Al Goes to the Hospital



   Al called at six-thirty Tuesday morning. He said he was dizzy, his heart was beating very, very fast, he was having trouble catching his breath, and his hip “hurt like hell.” He said he had called the desk and a nurse’s aide was on her way to see him. I told him to try and relax.
   A half hour later, the phone rang again. “Tom, Al here, I need you to come up, right away.” It was not a request. It was an order, given in true lieutenant-colonel fashion, by a man who is used to having his orders obeyed. You can get the man out of the uniform, but you can’t get the uniform out of the man.
   Al was sitting upright in his recliner when I arrived. “My head feels like it’s full of something,” he said. “When I got up this morning, I was so dizzy I didn’t think I’d be able to make it to the bathroom. My heart is fibrillating all over the place,” which he illustrated by making fluttering motions with right hand and waving it all over the place. “Something’s going on; I can’t figure out what it is. That girl they sent up here didn’t know how to take my blood pressure. And my hip hurts like hell.”
   “Are they sending another aide up?”
   “They said they would.”
   “Well, just relax. She’ll be here soon.”
   Al lowered the recliner, laid back, closed his eyes and took a deep breath or two. Then he opened his eyes, looked around, and said, “I’ve got to get rid of all this shit.” I urged him to relax, and he did for thirty seconds or so. “That god damned pill girl. She couldn’t even take my blood pressure. I should have just called 911, myself.”
   “It will be OK, Al. Take it easy. Someone will be here in a minute.”
   A few seconds of relaxation, replete with deep breaths and shut eyes, and then the fulminating resumed. “I don’t know why I bother with doctors. They never tell me anything.”
   “Easy, Al. It’s going to be all right.”
   “Damn it, I don’t why I just didn’t call 911. That’s what I should have done.” And with that, Al got up, found his keys and handed them to me, along with a recently filled prescription for hydrocodone. “Here, I probably won’t be coming back. I’m ready to go, anyway.”
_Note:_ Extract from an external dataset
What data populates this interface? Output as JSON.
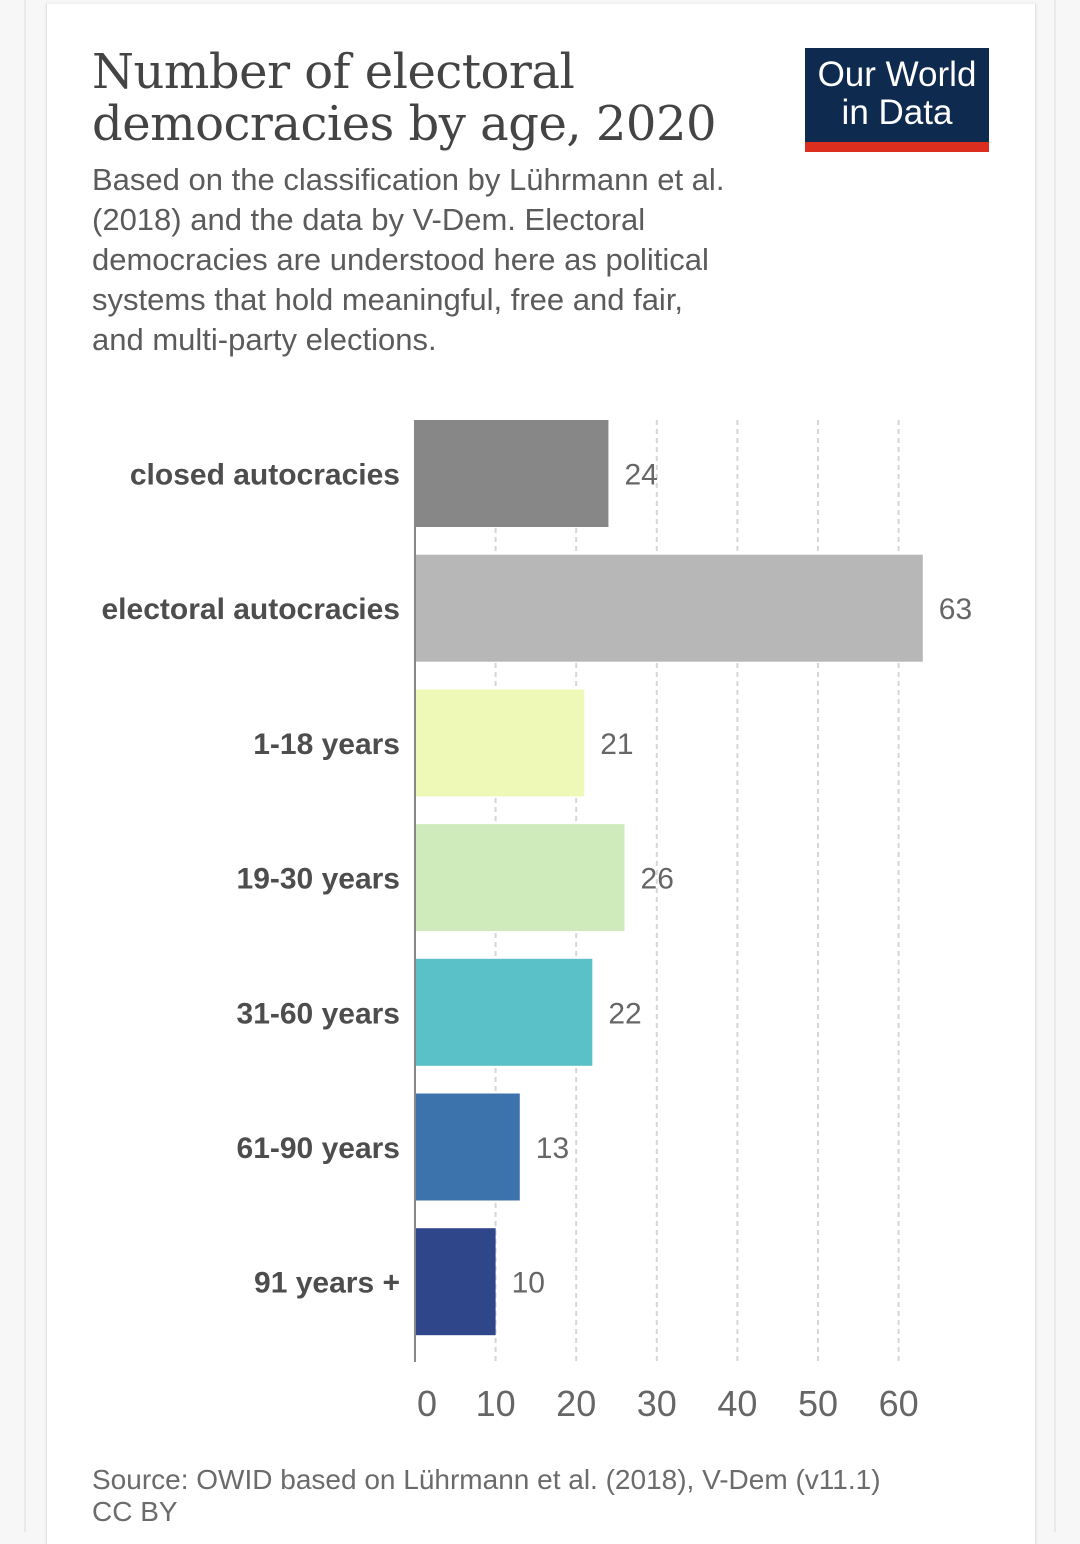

   A tap on the door announced Pat’s arrival. She took Al’s blood pressure – 154 over 97 – and his heart rate – 127. “These are kind of high. Do you think we ought to call 911?”
   “Oh, I don’t know. Are they all that bad?”
   “Al, all you’ve been saying for the last fifteen minutes is that you should have called 911 in the first place,” I said.
   “Yeah, maybe you should call them, Pat.”
The EMTs arrived twenty minutes later, twenty minutes that Al filled with castigation, vilification and vituperation, interspersed with short periods of faux relaxation. When they got there, the EMTs parked the gurney in the hall and asked Al if wanted to be carried to it or if he would walk. Al opted to walk out. He got up slowly, took a minute to get properly balanced, and started toward the door. He stopped at the small table on which he has an array of candy – bite-sized Mounds, Reese’s Cups, Dove chocolates, and caramels. Al grabbed a caramel, asked the EMTs if they wanted some and told Pat and me to help ourselves.
   I stopped by the desk at noon to ask Shirley if there was any news about Al. She said there wasn’t. And there wasn’t any when I stopped and asked on my way to dinner. At ten-fifteen, I was in bed reading myself to sleep when Penelope called.
   “I’ve got Al,” she said. “And we’re going to need his keys. We’ll be outside your door in a couple minutes.”
   I told her to take her time. I no longer spring quickly from my bed, or anything else for that matter. By the time I got my BVD-clad body out of the sack and draped a shirt over it for sake of decency, Al was at my door, smiling and looking chipper. I asked him if he was all right.
   “They said they didn’t find anything,” he said. “They did an MRI of my brain. My brain wasn’t the problem. Fibrillation was my problem. They X-rayed my hip and said it looks good. These doctors don’t know what the hell they’re talking about.”
   Wednesday morning, I went up to check on Al and to return his hydrocodone. He spent ten minutes telling me he’d had it with doctors. “I’m not going to go see them. The hell with them. I’m ready to leave all this.” He was equally forthright in his determination to get rid of his car “before I kill somebody.” He went on to talk about his experiences the day before, which led back to the subject of doctors. “I’ve got a couple appointments – one Thursday and one Friday. I guess I’ll drive to them.”
   Exactly what ails him remains a mystery. But Al has derived a great enjoyment from sharing his adventures in the emergency room with anyone who will listen. I don’t know if Al made it to his doctor appointments, but he has driven over to Publix several times.